A circular disk of mass 0.2 kg and radius 24 cm, initially not rotating, slips down a thin spindle onto a turntable (disk) of mass 1.7 kg and the same radius, rotating freely at 3.4 rad/s.
a) Find the new angular velocity of the combination;
rad/s
b) The change in the kinetic energy?
c) If the motor is switched on after the disk has landed, what is the constant torque needed to regain the original speed in 2.6 s?
To answer these questions, we can use the principles of conservation of angular momentum and conservation of mechanical energy.
a) To find the new angular velocity of the combination, we can conserve angular momentum.
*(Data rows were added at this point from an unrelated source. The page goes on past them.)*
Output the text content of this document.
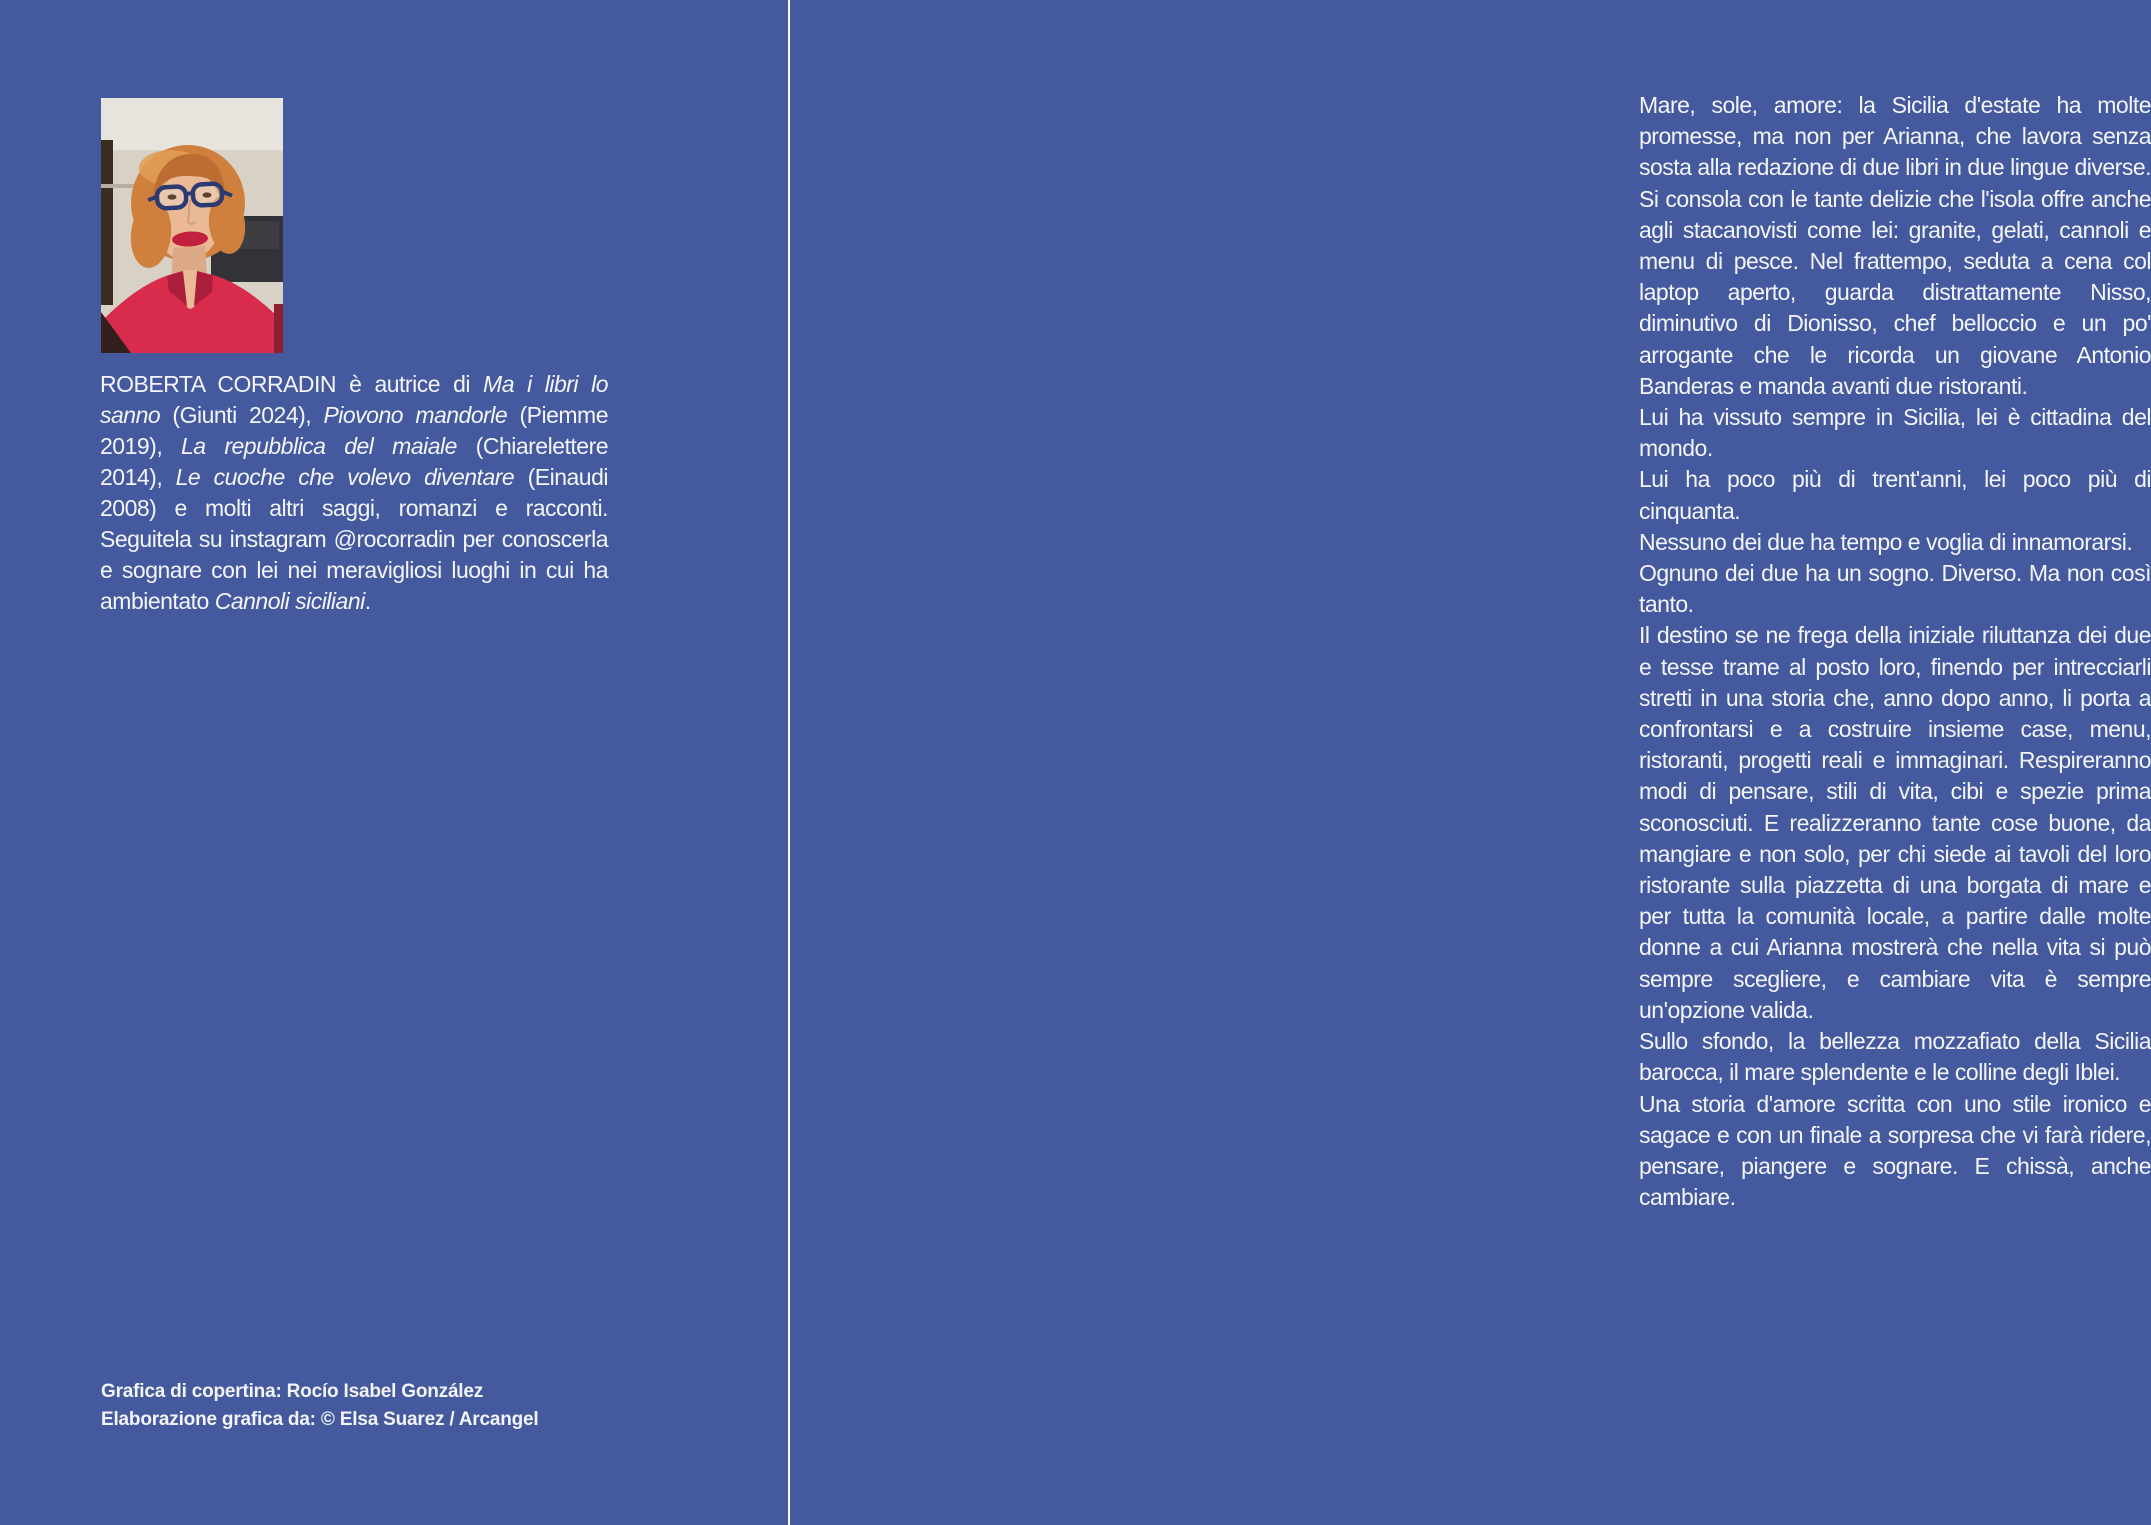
ROBERTA CORRADIN è autrice di Ma i libri lo sanno (Giunti 2024), Piovono mandorle (Piemme 2019), La repubblica del maiale (Chiarelettere 2014), Le cuoche che volevo diventare (Einaudi 2008) e molti altri saggi, romanzi e racconti. Seguitela su instagram @rocorradin per conoscerla e sognare con lei nei meravigliosi luoghi in cui ha ambientato Cannoli siciliani.

Grafica di copertina: Rocío Isabel González

Elaborazione grafica da: © Elsa Suarez / Arcangel

Mare, sole, amore: la Sicilia d'estate ha molte promesse, ma non per Arianna, che lavora senza sosta alla redazione di due libri in due lingue diverse. Si consola con le tante delizie che l'isola offre anche agli stacanovisti come lei: granite, gelati, cannoli e menu di pesce. Nel frattempo, seduta a cena col laptop aperto, guarda distrattamente Nisso, diminutivo di Dionisso, chef belloccio e un po' arrogante che le ricorda un giovane Antonio Banderas e manda avanti due ristoranti.

Lui ha vissuto sempre in Sicilia, lei è cittadina del mondo.

Lui ha poco più di trent'anni, lei poco più di cinquanta.

Nessuno dei due ha tempo e voglia di innamorarsi.

Ognuno dei due ha un sogno. Diverso. Ma non così tanto.

Il destino se ne frega della iniziale riluttanza dei due e tesse trame al posto loro, finendo per intrecciarli stretti in una storia che, anno dopo anno, li porta a confrontarsi e a costruire insieme case, menu, ristoranti, progetti reali e immaginari. Respireranno modi di pensare, stili di vita, cibi e spezie prima sconosciuti. E realizzeranno tante cose buone, da mangiare e non solo, per chi siede ai tavoli del loro ristorante sulla piazzetta di una borgata di mare e per tutta la comunità locale, a partire dalle molte donne a cui Arianna mostrerà che nella vita si può sempre scegliere, e cambiare vita è sempre un'opzione valida.

Sullo sfondo, la bellezza mozzafiato della Sicilia barocca, il mare splendente e le colline degli Iblei.

Una storia d'amore scritta con uno stile ironico e sagace e con un finale a sorpresa che vi farà ridere, pensare, piangere e sognare. E chissà, anche cambiare.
The initial angular momentum of the disk before it slips onto the turntable is zero since it is not rotating. The final angular momentum of the combined system (disk + turntable) is given by the sum of the initial angular momentum of the turntable and the angular momentum acquired by the disk after slipping onto the turntable.
The initial angular momentum of the turntable is given by:
L_initial = I_turntable * ω_initial
where I_turntable is the moment of inertia of the turntable and ω_initial is its initial angular velocity.
The angular momentum acquired by the disk after slipping onto the turntable is given by:
L_acquired = I_disk * ω_combined
where I_disk is the moment of inertia of the disk and ω_combined is the final angular velocity of the combined system.
Since we assume that the disk and turntable are mounted on the same axis, the total moment of inertia of the combined system is:
I_combined = I_disk + I_turntable
Using the conservation of angular momentum, we have:
L_initial = L_acquired
I_turntable * ω_initial = (I_disk + I_turntable) * ω_combined
Substituting the given values, we have:
(0.5 * m_turntable * r^2) * ω_initial = ((0.5 * m_disk * r^2) + (0.5 * m_turntable * r^2)) * ω_combined
Simplifying the equation, we get:
m_turntable * ω_initial = (m_disk + m_turntable) * ω_combined
Now we can plug in the values:
ω_combined = (m_turntable * ω_initial) / (m_disk + m_turntable)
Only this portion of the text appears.